同社と日本能率協会が共同で1年かけて実施した「ワークスタイル成熟度全国調査2007(調査対象は1,023社)」の結果によれば、「業務の妨げになっているシステムの状態」を問う設問で最多だったのは「必要な情報を探し出すのに、多くの時間を費やしていると感じる」で、このほか、同一データをシステムごとに入力する非効率や、適切な検索ツールがないあるいは機能していない--といった点で、不満が多いことが浮かび上がった。

「これまでのインフラは、うまく活かされていなかったのでは」(同)と同社ではみており、電子メール、電話、ビデオ会議などを有機的に利用する「ユニファイドコミュニケーション」、情報や知恵を共有する「コラボレーション」、企業内の情報検索を担う「エンタープライズサーチ」「エンタープライズコンテンツ管理」「ビジネスインテリジェンス」の5つのソリューションを柱に「『Office system』をフロントエンドに、全社をカバーできる」システムを提唱、「『Office system』を情報基盤として推進していきたい」(同)考えだ。

5つのソリューションを提案

これらのソリューションの基幹となるのが「Office SharePoint Server 2007」だ。
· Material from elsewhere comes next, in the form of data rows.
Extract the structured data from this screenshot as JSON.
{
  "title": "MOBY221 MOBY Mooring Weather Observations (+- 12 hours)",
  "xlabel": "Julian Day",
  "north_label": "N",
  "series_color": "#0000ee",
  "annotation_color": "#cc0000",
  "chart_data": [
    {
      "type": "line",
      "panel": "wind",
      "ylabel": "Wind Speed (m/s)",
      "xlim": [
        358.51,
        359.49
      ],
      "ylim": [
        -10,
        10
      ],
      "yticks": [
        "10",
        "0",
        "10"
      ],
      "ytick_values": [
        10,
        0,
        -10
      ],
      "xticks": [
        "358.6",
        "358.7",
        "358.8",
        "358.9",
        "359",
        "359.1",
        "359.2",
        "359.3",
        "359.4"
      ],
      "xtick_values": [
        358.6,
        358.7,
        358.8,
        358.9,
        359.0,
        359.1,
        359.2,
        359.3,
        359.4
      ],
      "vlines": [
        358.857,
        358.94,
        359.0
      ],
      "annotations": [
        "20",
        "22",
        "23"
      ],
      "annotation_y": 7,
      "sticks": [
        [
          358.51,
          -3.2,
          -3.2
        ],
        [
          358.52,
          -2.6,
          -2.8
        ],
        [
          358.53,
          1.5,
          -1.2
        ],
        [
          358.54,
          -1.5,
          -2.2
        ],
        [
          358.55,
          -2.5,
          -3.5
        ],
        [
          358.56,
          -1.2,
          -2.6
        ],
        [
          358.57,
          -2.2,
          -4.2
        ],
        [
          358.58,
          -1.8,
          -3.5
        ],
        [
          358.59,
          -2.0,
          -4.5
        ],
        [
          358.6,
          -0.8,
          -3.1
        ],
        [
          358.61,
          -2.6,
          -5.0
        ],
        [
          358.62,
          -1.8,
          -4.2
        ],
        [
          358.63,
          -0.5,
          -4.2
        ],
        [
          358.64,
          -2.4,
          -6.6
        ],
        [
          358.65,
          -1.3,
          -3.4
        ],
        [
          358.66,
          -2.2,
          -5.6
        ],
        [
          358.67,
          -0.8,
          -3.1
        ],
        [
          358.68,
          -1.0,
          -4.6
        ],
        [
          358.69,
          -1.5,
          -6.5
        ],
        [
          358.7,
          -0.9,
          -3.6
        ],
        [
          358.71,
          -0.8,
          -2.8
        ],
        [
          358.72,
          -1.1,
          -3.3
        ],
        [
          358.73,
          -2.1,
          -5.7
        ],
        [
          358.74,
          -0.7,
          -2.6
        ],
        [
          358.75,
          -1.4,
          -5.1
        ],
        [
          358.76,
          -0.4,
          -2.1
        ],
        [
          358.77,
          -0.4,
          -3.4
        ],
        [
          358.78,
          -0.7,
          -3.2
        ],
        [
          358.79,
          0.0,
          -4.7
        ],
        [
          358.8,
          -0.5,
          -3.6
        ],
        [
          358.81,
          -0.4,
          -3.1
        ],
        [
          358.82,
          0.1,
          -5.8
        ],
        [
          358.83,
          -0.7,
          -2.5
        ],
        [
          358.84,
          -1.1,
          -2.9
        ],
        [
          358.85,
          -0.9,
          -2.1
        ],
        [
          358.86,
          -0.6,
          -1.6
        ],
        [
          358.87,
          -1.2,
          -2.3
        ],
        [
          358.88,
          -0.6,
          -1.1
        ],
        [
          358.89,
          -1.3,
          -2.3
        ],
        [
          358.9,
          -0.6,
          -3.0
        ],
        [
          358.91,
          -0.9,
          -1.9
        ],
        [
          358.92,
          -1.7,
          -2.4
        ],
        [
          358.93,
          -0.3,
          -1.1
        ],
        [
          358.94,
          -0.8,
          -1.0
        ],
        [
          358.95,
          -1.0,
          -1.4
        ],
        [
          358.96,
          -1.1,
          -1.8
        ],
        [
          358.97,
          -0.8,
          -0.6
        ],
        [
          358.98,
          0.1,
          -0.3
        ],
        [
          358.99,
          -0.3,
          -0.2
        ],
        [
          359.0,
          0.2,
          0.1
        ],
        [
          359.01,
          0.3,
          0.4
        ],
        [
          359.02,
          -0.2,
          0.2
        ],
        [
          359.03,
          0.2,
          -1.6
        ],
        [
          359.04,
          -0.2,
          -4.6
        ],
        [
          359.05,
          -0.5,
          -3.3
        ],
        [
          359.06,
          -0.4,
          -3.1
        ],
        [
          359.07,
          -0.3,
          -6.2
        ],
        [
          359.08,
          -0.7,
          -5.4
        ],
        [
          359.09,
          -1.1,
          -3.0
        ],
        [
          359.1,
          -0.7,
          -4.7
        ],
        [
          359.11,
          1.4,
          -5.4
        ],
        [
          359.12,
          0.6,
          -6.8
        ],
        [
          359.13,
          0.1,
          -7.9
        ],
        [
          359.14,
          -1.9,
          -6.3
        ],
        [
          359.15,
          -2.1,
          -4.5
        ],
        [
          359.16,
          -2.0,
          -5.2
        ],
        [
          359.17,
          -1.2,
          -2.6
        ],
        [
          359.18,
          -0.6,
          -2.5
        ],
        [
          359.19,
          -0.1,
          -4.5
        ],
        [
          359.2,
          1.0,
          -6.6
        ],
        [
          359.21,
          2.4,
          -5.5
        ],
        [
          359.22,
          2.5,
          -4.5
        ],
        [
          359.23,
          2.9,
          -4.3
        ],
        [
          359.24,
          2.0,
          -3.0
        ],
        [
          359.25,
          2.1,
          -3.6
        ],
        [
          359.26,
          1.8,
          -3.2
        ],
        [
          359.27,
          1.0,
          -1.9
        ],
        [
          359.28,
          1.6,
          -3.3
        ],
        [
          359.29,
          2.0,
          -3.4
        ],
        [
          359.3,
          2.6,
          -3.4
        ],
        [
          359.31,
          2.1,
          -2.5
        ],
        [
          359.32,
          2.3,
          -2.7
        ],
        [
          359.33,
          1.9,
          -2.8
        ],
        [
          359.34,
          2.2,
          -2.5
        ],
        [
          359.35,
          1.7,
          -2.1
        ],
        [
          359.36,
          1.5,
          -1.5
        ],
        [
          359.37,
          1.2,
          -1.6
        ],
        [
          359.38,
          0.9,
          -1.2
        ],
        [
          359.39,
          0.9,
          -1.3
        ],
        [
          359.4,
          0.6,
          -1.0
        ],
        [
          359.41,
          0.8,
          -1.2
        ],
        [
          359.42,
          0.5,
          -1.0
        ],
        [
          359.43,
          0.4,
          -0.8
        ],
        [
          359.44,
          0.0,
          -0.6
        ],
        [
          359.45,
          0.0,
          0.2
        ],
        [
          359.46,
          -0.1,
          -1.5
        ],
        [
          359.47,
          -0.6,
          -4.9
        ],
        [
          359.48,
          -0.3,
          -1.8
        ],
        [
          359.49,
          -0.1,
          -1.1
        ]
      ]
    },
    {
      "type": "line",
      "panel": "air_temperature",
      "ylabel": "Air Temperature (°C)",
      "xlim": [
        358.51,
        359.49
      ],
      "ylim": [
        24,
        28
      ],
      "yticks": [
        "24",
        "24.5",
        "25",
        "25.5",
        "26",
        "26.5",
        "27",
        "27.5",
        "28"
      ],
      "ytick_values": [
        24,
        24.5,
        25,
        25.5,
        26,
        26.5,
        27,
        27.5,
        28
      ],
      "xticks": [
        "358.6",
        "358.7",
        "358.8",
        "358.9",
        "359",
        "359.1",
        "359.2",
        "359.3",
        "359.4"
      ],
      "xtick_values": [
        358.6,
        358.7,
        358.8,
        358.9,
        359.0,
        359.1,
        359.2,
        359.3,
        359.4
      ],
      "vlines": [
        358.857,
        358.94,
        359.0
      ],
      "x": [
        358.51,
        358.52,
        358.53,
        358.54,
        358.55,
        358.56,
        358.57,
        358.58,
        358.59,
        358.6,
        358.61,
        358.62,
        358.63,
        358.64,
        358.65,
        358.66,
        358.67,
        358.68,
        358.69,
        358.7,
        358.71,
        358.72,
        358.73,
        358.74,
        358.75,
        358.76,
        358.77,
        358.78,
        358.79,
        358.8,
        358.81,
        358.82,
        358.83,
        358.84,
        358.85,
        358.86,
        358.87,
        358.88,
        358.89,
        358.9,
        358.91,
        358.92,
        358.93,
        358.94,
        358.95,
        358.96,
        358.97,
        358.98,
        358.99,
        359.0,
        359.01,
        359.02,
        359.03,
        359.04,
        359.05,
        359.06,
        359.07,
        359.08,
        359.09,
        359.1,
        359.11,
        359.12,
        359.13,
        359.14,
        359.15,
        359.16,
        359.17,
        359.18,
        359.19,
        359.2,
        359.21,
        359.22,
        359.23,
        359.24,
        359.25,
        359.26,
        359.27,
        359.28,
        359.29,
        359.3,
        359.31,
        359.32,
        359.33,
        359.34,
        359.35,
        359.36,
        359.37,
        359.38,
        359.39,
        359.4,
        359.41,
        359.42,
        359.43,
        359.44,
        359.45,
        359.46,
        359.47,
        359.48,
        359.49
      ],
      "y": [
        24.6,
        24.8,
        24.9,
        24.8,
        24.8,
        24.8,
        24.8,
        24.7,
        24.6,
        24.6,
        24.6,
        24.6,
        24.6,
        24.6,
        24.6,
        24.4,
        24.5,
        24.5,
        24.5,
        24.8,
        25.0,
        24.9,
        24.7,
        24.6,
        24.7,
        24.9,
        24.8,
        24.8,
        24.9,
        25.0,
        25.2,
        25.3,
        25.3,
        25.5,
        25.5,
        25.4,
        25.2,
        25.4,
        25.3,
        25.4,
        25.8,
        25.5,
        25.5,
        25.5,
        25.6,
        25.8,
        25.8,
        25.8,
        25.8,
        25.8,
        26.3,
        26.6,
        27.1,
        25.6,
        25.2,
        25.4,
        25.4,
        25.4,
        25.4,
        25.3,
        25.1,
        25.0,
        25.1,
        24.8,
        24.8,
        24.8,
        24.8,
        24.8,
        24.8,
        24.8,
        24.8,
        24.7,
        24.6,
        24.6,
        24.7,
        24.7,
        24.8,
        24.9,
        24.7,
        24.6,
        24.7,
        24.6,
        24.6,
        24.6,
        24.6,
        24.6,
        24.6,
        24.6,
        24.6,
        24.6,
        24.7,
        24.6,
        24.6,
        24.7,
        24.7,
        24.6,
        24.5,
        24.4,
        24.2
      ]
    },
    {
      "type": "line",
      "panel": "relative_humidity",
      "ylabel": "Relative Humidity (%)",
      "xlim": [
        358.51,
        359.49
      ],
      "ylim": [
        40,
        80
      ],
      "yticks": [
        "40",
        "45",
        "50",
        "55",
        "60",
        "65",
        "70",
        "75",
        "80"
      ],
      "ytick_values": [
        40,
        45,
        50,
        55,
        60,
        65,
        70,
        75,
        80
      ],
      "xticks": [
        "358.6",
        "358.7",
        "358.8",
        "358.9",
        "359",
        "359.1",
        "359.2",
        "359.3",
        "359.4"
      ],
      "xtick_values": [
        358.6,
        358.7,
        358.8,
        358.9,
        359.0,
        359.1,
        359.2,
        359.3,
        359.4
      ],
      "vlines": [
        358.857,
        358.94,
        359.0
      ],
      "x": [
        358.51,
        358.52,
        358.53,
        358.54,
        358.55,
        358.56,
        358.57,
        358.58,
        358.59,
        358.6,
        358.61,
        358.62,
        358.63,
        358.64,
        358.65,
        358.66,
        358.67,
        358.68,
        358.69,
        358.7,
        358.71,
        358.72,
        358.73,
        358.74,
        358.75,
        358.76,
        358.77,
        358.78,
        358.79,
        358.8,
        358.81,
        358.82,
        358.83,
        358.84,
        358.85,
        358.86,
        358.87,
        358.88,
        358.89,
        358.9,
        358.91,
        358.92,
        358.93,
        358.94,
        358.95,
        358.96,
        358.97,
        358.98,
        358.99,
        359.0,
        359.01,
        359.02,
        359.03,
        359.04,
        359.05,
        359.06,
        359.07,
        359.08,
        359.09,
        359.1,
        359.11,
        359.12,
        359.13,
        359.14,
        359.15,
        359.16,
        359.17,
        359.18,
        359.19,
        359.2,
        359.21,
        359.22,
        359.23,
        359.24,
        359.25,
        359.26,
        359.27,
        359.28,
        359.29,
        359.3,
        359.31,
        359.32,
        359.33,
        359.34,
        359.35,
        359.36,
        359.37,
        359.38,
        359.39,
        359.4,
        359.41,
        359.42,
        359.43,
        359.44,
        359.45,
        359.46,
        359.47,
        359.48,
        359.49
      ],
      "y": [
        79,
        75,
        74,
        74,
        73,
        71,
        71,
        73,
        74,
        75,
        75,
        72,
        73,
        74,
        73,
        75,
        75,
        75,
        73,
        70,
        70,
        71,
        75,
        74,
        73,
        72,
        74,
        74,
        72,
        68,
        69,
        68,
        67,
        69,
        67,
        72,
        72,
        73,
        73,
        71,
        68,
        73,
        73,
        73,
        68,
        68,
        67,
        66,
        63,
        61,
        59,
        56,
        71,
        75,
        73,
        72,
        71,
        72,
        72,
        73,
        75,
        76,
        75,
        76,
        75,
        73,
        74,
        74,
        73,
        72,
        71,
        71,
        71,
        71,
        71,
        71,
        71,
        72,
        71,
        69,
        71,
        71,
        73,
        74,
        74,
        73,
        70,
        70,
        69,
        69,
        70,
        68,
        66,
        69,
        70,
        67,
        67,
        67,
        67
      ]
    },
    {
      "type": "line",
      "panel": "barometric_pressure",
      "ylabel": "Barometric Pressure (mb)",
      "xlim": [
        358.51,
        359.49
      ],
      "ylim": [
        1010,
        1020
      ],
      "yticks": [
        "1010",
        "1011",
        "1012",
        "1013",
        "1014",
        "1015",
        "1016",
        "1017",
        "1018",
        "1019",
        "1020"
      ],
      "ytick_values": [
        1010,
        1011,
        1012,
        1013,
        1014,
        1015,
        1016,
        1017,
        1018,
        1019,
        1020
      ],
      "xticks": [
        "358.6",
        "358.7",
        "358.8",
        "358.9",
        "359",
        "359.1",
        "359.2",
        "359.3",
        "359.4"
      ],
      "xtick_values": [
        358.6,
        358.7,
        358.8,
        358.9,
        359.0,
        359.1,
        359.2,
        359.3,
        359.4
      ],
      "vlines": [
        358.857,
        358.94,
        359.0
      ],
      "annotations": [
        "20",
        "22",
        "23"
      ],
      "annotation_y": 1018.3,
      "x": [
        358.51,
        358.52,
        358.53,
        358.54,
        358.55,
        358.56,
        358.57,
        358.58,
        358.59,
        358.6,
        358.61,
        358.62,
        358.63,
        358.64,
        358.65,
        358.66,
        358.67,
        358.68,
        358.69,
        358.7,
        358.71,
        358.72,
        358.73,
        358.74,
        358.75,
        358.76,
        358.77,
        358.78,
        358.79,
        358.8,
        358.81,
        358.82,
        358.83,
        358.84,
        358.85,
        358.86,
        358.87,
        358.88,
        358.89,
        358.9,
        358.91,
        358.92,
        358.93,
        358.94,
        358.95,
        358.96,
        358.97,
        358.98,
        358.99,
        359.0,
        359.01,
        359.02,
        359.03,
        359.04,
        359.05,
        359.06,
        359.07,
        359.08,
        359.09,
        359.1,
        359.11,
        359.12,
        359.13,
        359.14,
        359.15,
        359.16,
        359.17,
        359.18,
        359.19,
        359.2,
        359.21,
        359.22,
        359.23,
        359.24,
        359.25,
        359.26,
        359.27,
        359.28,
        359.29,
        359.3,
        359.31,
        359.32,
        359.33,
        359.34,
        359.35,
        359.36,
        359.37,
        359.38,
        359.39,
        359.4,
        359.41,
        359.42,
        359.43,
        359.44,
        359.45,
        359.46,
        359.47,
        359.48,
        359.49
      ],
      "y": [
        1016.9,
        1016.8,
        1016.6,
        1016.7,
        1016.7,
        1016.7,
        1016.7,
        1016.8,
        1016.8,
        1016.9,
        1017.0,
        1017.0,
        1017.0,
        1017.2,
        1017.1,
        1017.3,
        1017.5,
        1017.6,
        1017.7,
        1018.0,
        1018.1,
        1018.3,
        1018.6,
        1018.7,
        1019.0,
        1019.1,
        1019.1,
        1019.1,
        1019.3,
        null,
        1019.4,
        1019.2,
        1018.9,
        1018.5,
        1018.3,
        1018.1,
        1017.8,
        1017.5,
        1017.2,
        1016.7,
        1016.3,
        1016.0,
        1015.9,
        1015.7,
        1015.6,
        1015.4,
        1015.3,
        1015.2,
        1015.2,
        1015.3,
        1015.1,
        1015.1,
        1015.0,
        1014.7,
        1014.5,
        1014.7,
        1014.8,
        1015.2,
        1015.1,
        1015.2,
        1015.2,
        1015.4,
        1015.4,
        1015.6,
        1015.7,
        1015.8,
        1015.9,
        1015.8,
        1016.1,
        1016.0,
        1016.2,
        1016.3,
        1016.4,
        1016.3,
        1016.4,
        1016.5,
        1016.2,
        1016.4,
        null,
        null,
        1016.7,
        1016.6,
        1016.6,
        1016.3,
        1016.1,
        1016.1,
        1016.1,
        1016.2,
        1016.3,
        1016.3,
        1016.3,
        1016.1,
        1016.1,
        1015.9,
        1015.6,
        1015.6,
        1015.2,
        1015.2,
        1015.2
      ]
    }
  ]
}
「『Office SharePoint Server 2007』は、情報センターの役割を果たす。人が作った情報は、共有され、管理されるべきであり、それらの蓄積は可視化されなければならない。『Office SharePoint Server 2007』は、常に人を中心に、これらをワンストップで扱うことができる」(同)という。横井氏は「『Office SharePoint Server 2007』は、コラボレーション、BI、ポータル、ビジネスプロセス、検索、エンタープライズコンテンツ管理の6つの側面をもっている。これらの要素すべてをひとつにそろえた製品はない」と話し、強い自信を示した。
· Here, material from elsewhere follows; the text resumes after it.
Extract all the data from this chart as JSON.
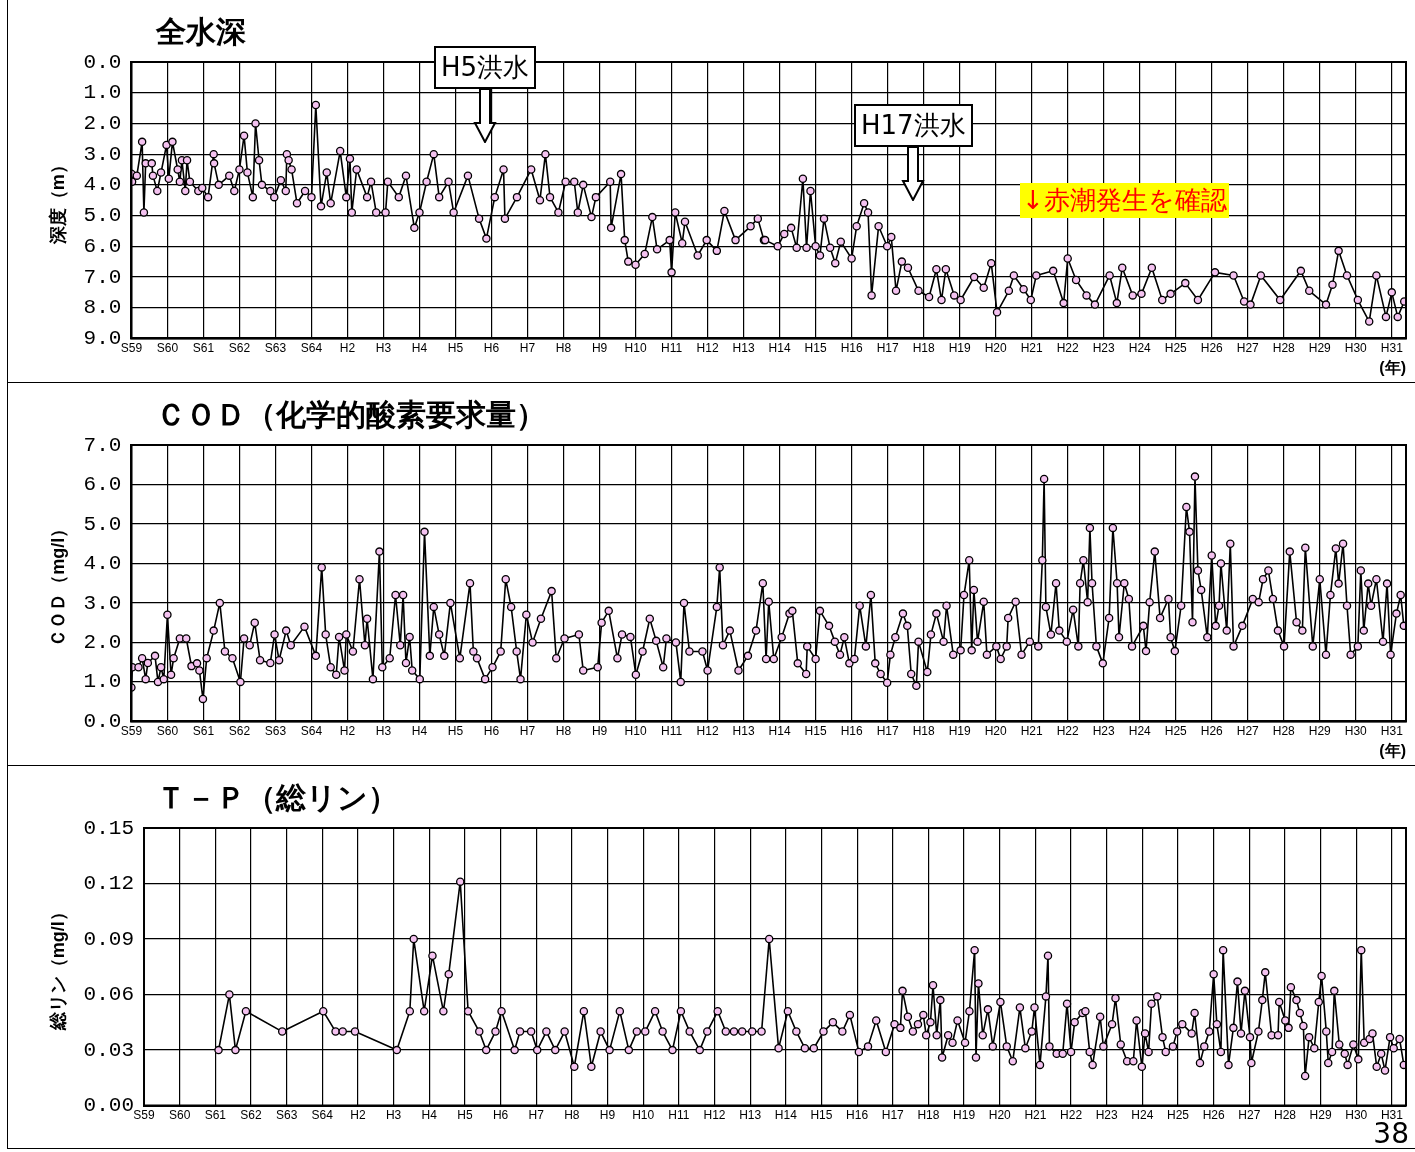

2007年は、日本IBMが「IBM Lotus Notes/Lotus Domino」の新製品「IBM Lotus Notes/Lotus Domino 8(「Notes/Domino 8」)」(日本語版)を発売する。企業向けIT市場の最前線では、「Office SharePoint Server 2007」とぶつかることになる。これについて横井氏は「Notesの新版で、IBMがオフィスソフトの機能を前面に置いてきたことは"Welcome"だ。(従来の)Notes対Exchange Serverとの構図ではなく、デスクトップアプリケーション間の争いということになれば、これはマイクロソフトの(得意とする)土俵であり、かえって戦いやすくなった。(無償のオフィスソフトである)StarOfficeがこれまでどれだけ普及しているか」と述べ、オフィスソフトとしての機能、操作性などでの競合という状況が出てくれば、マイクロソフトが優位に立つことができ、有利であるとの見方を表明した。

「the 2007 Office system」の普及率の見通しとして同社は「2008年7月までに、概ね、企業で使われるパソコンの15%前後に搭載されるのでは。企業への導入には時間がかかる。(既存版と新版の)混在環境もある」(同)としている。「Office system」の企業への浸透を促進するにあたり、同社では、生産性/効率化の向上と、そのためのソリューションを重要な武器としていく意向だが、もうひとつ重点化しているのは「パートナーとの連携」だ。横井氏は、「Office SharePoint Server 2007」をプラットフォームとするビジネスでは、ハードベンダ、リセラだけでなく、SI事業者や、サービス事業者などのパートナーにも、システム構築、付加価値ソフト、ソリューションサービスなどの需要が創出され、利点がもたらされることを強調、「パートナーとのエコシステムをつくることができた製品が飛躍する」としている。「Office SharePoint Server 2007」の機能網羅性とともに、このようなエコシステムによる多様性を含めた総合力が鍵、と見ているようだ。